Clayton Cramer criticizes Arthur Kellerman’s objection to home defibrillators:
So what device is it that Arthur Kellerman wanted the government to block you from having? No, not a gun. He was resisting government approval of automated external defibrillators (AEDs). His reasoning about AEDs is as specious as his reasoning about guns.
[. . .]Kellerman says. “If you have $2,000 burning a hole in your pocket, join a health club; get help stopping smoking; get help lowering your cholesterol. Sure, AEDs have saved hundreds of lives. But we have saved hundreds of thousands of lives with primary prevention of heart disease. And we don’t know whether having an AED in the home will make a family less interested in prevention.”
Kellerman’s statement — “Sure, AEDs have saved hundreds of lives. But we have saved hundreds of thousands of lives with primary prevention of heart disease” — is an excellent example of a logical fallacy that is popular among “helping professions” busybodies. It takes the general form: You shouldn’t do X for yourself. We should do Y as a society. These statements are typically made sequentially, and appear to respond to objections but really do nothing more than brush them off.
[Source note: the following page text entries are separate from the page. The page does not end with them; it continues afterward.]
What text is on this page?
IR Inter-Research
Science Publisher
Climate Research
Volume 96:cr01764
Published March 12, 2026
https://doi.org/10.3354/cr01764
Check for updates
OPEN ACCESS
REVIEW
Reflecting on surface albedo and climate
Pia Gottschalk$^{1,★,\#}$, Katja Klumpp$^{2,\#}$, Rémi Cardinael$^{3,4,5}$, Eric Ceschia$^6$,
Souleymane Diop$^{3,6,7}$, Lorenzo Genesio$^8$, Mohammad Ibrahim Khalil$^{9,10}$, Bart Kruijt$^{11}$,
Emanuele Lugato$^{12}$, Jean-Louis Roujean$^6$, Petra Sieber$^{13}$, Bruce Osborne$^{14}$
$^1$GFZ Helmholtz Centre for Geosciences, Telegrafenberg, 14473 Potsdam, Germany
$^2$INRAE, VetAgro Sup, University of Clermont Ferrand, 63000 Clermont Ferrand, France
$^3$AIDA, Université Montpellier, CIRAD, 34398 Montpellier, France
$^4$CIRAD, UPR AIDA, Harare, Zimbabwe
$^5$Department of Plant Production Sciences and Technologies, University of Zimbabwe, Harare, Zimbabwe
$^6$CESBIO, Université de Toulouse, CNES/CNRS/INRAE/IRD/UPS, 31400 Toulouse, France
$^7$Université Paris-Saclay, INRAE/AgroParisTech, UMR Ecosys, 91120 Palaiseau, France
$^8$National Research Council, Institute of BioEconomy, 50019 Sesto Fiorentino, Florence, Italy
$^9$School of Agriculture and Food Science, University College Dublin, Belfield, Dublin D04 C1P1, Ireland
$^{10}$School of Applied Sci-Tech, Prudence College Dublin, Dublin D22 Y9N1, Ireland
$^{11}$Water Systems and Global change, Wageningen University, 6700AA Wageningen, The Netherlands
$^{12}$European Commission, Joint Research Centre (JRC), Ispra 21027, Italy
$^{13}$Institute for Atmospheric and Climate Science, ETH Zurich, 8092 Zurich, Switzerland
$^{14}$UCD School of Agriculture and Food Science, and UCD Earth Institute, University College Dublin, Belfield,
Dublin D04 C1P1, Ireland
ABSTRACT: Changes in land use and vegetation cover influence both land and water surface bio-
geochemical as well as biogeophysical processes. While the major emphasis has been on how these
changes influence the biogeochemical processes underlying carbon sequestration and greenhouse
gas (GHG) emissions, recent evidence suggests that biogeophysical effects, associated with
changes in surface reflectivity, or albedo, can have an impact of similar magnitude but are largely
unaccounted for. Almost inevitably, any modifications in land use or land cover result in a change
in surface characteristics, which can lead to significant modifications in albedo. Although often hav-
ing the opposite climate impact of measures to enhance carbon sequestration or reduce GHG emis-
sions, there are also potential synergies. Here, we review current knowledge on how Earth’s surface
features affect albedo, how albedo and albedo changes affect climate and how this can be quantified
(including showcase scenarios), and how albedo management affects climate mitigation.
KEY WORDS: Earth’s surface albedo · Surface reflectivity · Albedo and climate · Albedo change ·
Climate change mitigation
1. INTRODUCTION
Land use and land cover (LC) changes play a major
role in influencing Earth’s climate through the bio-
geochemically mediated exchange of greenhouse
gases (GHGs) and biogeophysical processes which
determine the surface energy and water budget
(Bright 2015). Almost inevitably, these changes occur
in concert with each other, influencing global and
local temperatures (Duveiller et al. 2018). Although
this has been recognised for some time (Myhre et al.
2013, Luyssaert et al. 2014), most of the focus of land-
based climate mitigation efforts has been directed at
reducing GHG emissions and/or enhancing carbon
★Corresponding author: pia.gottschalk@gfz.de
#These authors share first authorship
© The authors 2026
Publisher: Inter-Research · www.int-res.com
The problem is that the statements are not logically connected. X does not imply Y, nor are X and Y necessarily mutually exclusive. In this case, Kellerman does not explain why individuals’ purchasing of their own defibrillators is incompatible with improved preventive-medicine or public-health measures. By presenting preventive medicine as a false alternative to individual behavior that he disapproves, he appears to suggest that either 1) he does not believe that individuals have as much standing to make their own medical and insurance decisions as do bureaucrats, institutions and academic researchers, 2) he is arguing dishonestly, or 3) he is extremely sloppy in his thinking. Whatever his motives, his arguments deserve close scrutiny, especially since he has made similar badly reasoned arguments against individual decision-making in the past.
When confronted with a public-health non sequitur, or any argument that uses group data to prescribe (or proscribe) individual behavior, be alert to the possibility of statistical and logical sleight-of-hand. Often, the biggest questions concern who gets to decide rather than which decisions to make. The most important part of Kellerman’s argument may be the unstated (and hence unexamined) premise that he should decide for you.